Comment est choisi le vin de messe ?
Les prêtres peuvent s'approvisionner en vin auprès de producteurs qui se spécialisent dans ce type de produit, ou auprès de tous les vignerons puisqu'il n'est pas interdit au prêtre de choisir son vin de messe pour des raisons "profanes", à savoir le plaisir personnel qu'il tire de la dégustation d'un vin particulier.
En revanche, des considérations pratiques déterminent souvent le type de vin choisi. À raison de cinq centilitres de vin par jour pour la messe, il faut que le liquide puisse rester viable deux semaines après son ouverture. Les vins blancs liquoreux ou vins doux sont ainsi privilégiés, ainsi que les vins doux naturels même si leur élaboration (avec ajout d'eau-de-vie de raisin pendant la fermentation) est discutable sur le plan "naturel". De surcroît, la messe étant célébrée le matin, il est toujours plus agréable à ces heures de porter un liquide sucré à ses lèvres plutôt qu'un vin sec.
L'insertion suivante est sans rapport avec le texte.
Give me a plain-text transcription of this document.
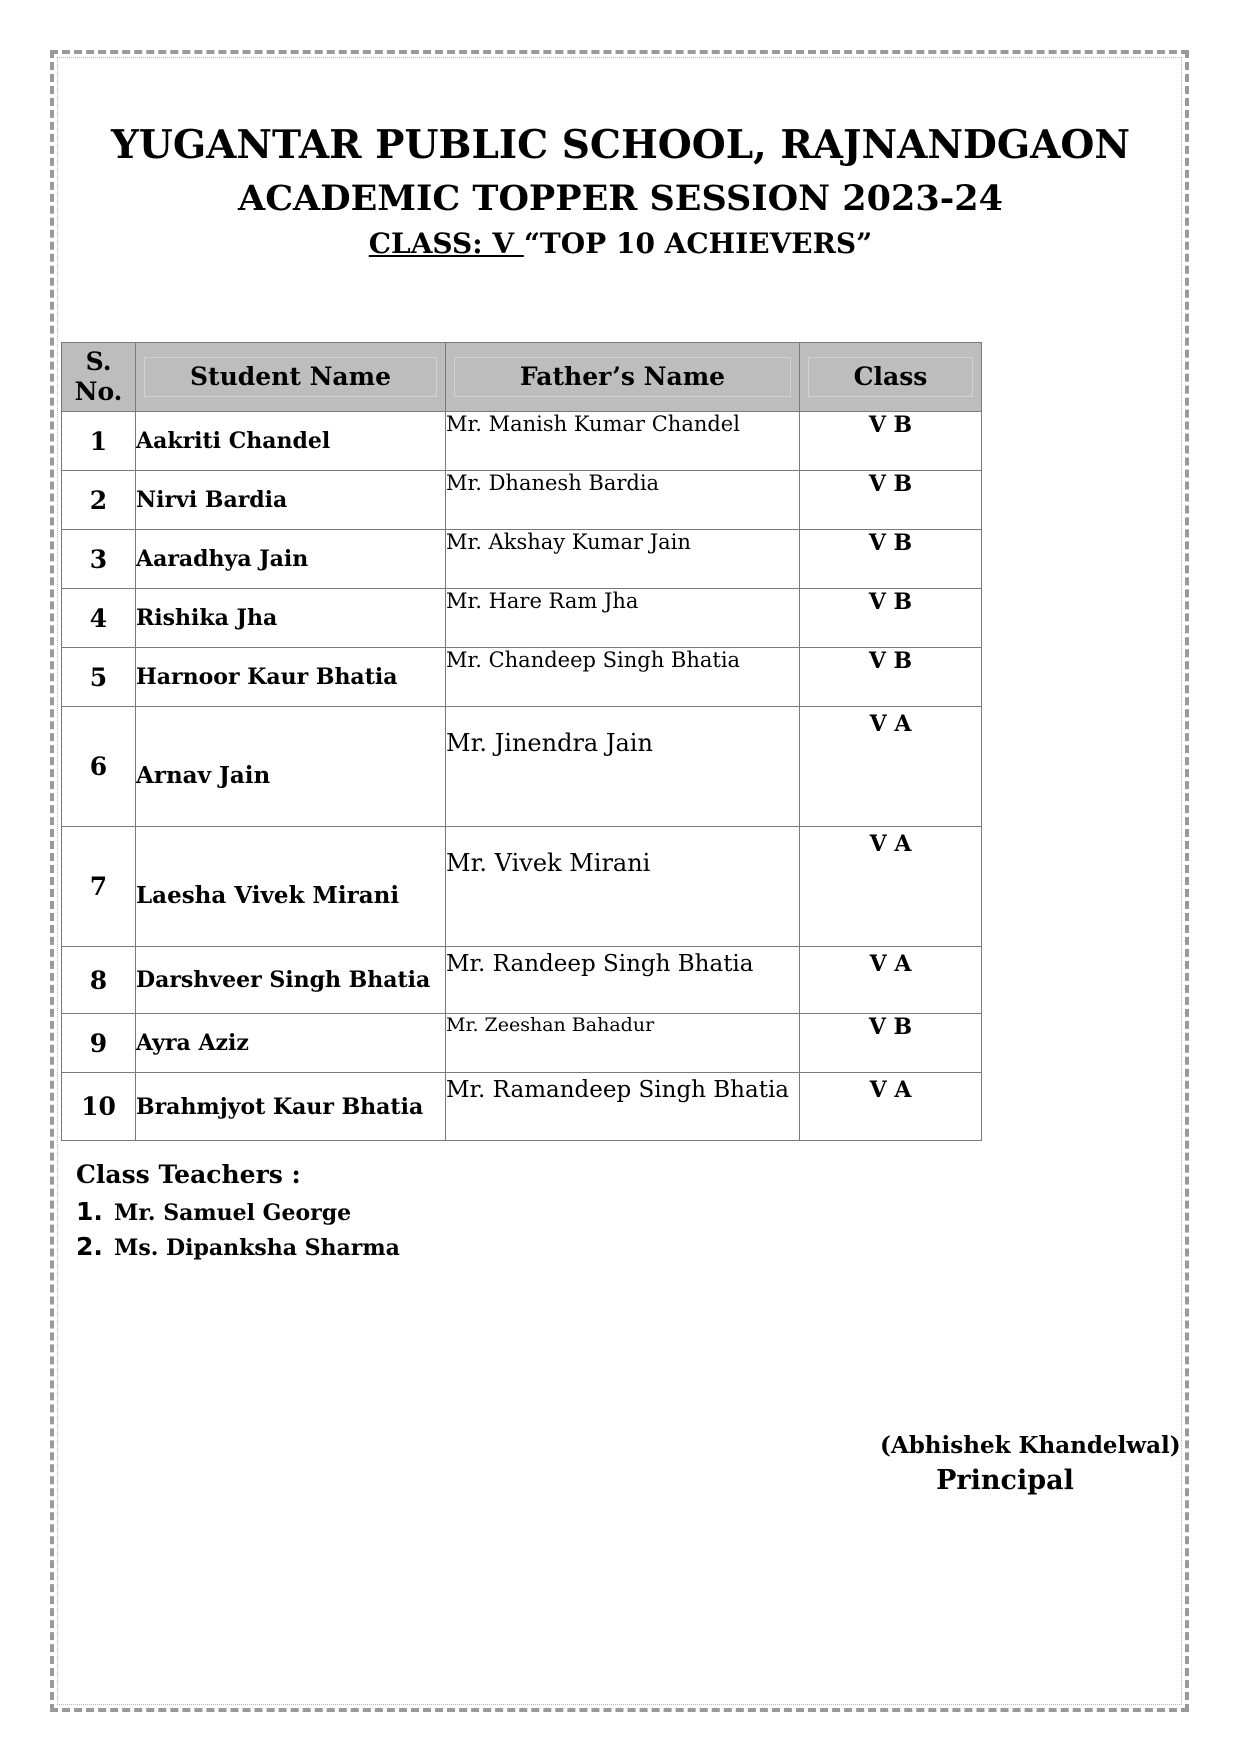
YUGANTAR PUBLIC SCHOOL, RAJNANDGAON
ACADEMIC TOPPER SESSION 2023-24
CLASS: V “TOP 10 ACHIEVERS”
S.
No.	Student Name	Father’s Name	Class

1	Aakriti Chandel	Mr. Manish Kumar Chandel	V B
2	Nirvi Bardia	Mr. Dhanesh Bardia	V B
3	Aaradhya Jain	Mr. Akshay Kumar Jain	V B
4	Rishika Jha	Mr. Hare Ram Jha	V B
5	Harnoor Kaur Bhatia	Mr. Chandeep Singh Bhatia	V B
6	Arnav Jain	Mr. Jinendra Jain	V A
7	Laesha Vivek Mirani	Mr. Vivek Mirani	V A
8	Darshveer Singh Bhatia	Mr. Randeep Singh Bhatia	V A
9	Ayra Aziz	Mr. Zeeshan Bahadur	V B
10	Brahmjyot Kaur Bhatia	Mr. Ramandeep Singh Bhatia	V A
Class Teachers :
1. Mr. Samuel George
2. Ms. Dipanksha Sharma
(Abhishek Khandelwal)
Principal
Vin de messe, vin business ?
Un prêtre a besoin de cinq centilitres de vin pour sa messe quotidienne. Multiplié par sept, cela représente 35 centilitres de vin par semaine, soit environ une demi-bouteille de vin. À l'année, c'est l'équivalent d'un peu plus de 24 bouteilles de vin bues par l'ecclésiaste, juste pour un usage religieux ! En 2019, on dénombrait 13.775 prêtres en France, un chiffre en baisse constante depuis 70 ans (en 1995, ils étaient 28.694). Avec ces données, on évalue le marché du vin liturgique à environ 300.000 bouteilles achetées par an en France. C'est une goutte d'eau dans l'océan du vin, mais qui n'empêche pas certains domaines ou coopérateurs d'y consacrer une cuvée avec plus ou moins de souplesse dans l'interprétation du droit canonique.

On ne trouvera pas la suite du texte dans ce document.